How does Modi use social media?

Modi has always been tech-savvy; he used the internet in its early days, and was one of the first politicians to get on Facebook and Twitter. He would make friends with people who had vast followings, like (actor) Rajinikanth or (novelist) Chetan Bhagat. He would greet Chetan Bhagat on his birthday on Twitter, getting Bhagat’s fans on board. Modi’s usage of social media allows him to put out the messages he wants to, without submitting himself to scrutiny. The fact that we have not had a press conference from him (since he became prime minister) indicates that he has seen value in persisting with this model of communication.

How has fake news and misinformation in media changed over the years, and do you think it is worse now than in the past?

Fake news is as old as the hills. Many classic thinkers—Machiavelli, Chanakya—wrote about the importance of using information like a tool. In Nazi Germany, radios were placed in shop fronts and the information that came out of them was homogenised material that told you how great the Führer was. The Rwandan genocide was fuelled in part by the constant attack on Tutsis on the radio. And in India, the Muzaffarnagar riots (in the northern state of Uttar Pradesh in 2013) were based totally on fake news. But now, it is possible to influence people with information in real time, and in ways that of course Chanakya couldn’t even imagine. For instance, when newspapers report on cow slaughter and gau raksha (cow protection) networks, they put out information like: “20 kilos of meat were transported.” They might add that there’s no way of checking what type of meat that is, but even something like that is enough to actually generate a lot of interest and then bring together a critical mass of people who take action into their own hands.

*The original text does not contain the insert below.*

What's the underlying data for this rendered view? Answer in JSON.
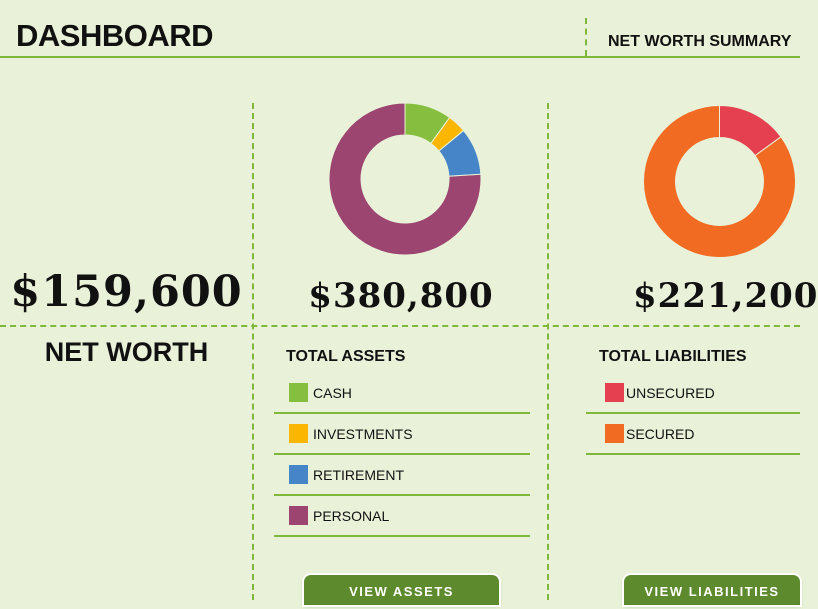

What trends do you expect to see during the 2019 general election?

Modi made great efforts to reach young voters in 2014, and I think the young cohort will be targeted this time too. Young millennials, born in the 2000s, will be able to vote in this election for the first time, and there’s a huge number of them.

I think we will see more polarisation among voters, and more attempts to use media to polarise. In the (2017) Uttar Pradesh state assembly election, WhatsApp groups were a large part of campaign machinery. At every level, party workers could activate people, who in turn activated a number of people within their neighbourhood. So there will be point people who will be given the responsibility of bringing people to booths and posting on WhatsApp groups.

We’re also going to see a lot more use of Instagram and other visual platforms. Images jump across literacy barriers. And young people don’t like to read too much, so if you can have a nice video or meme, it matters much more than three lines of text.

What do you expect mainstream media will do? 

I think they will stick with Modi as their best bet. The corporates who own the media will want their outlets to continue more or less along the editorial lines that they have already adopted. There may be some independent initiatives, but even those will have to hedge their bets. Meanwhile, the Congress, because of its vote base, will have to go slow on seeming gung ho about corporate India. It’s not as if they won’t be gung ho—if you look at their record, they’re as gung ho as the BJP in some ways. But they cannot project themselves in quite the same way.